だが嶺歌には彼の期待に応える程の感情がない。これまでと同様に真剣な眼差しでこのように想いを告げられていても、嶺歌に響く事は一度としてなかったのだ。
「ごめん。そういう目で見れない」
彼に少しだけ視線を送り、小さくしかしはっきりと言葉を返す。自分の事は吹っ切ってどうか彼を好いてくれる女の子と幸せになってほしいと思う。それが自分に勇気を出して想いを告げてくれた相手に対してのせめてもの願いであった。
嶺歌の返答に悲しげな表情を見せながらもそのまま堪えて彼は逃げるように去っていく。
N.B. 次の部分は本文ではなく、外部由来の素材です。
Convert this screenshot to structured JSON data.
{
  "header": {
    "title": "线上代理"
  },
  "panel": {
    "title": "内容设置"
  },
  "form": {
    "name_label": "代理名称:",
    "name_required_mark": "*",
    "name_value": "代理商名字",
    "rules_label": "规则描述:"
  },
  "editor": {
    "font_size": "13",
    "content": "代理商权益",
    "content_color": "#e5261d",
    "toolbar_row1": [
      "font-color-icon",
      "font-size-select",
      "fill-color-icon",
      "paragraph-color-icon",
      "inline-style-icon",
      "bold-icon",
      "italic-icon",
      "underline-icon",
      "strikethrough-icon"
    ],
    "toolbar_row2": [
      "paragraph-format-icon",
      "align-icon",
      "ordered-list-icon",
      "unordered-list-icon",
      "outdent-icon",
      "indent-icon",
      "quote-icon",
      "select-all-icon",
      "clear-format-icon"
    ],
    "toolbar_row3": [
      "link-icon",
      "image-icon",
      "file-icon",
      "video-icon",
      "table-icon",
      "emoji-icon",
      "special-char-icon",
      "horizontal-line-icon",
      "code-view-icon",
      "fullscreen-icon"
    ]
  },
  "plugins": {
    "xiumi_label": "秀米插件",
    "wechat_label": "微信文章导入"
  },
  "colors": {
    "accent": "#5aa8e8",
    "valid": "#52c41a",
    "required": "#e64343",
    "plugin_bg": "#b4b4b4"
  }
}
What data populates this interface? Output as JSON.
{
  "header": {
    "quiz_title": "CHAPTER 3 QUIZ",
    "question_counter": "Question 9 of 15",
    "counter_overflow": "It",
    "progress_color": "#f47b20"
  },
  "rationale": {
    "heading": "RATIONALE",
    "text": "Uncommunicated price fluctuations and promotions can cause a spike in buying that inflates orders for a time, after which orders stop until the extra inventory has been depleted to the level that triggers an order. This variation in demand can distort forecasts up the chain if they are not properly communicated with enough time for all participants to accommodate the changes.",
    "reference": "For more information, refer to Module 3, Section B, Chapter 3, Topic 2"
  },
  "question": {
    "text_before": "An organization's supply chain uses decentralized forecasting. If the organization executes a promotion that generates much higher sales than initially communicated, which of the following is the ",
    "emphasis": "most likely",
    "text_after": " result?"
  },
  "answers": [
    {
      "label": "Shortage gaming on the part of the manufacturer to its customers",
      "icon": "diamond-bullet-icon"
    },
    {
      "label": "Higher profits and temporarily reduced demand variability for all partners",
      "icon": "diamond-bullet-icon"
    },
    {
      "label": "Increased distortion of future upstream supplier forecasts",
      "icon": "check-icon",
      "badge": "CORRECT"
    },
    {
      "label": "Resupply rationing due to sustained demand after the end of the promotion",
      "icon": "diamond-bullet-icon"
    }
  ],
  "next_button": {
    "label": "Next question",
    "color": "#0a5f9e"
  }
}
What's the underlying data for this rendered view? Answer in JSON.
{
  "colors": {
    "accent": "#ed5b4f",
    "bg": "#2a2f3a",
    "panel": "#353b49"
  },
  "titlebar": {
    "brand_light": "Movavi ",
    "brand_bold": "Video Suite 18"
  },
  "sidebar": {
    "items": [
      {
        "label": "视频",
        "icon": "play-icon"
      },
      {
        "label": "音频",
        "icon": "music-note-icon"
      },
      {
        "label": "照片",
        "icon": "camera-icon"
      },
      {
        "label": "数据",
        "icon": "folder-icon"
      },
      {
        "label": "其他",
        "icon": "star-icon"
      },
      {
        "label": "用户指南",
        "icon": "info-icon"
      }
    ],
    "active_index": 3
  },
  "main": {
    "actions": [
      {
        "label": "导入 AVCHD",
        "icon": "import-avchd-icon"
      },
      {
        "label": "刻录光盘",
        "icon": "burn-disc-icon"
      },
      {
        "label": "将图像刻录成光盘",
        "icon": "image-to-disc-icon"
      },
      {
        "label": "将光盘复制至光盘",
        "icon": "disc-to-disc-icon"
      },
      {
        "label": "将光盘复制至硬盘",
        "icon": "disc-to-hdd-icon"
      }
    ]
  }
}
同じクラスであるため、少々気まずいところもあるが、それは時間が解決してくれるだろう。
そう思いながら去っていく男子学生の背中をぼんやりと見つめていた。
(そろそろあたしも戻るかなっと)
男子学生に気を遣って時間をずらしていた嶺歌は数分が経過したところで教室へ戻ろうと足を動かす。しかし裏庭の曲がり角を曲がったところでとある人物の姿に目を見開いた。
「えっ……」
「……申し訳御座いません。覗き見をするつもりはなかったのですが」
そこには何故か、本当に何故か、形南の執事である兜悟朗の姿があった――――。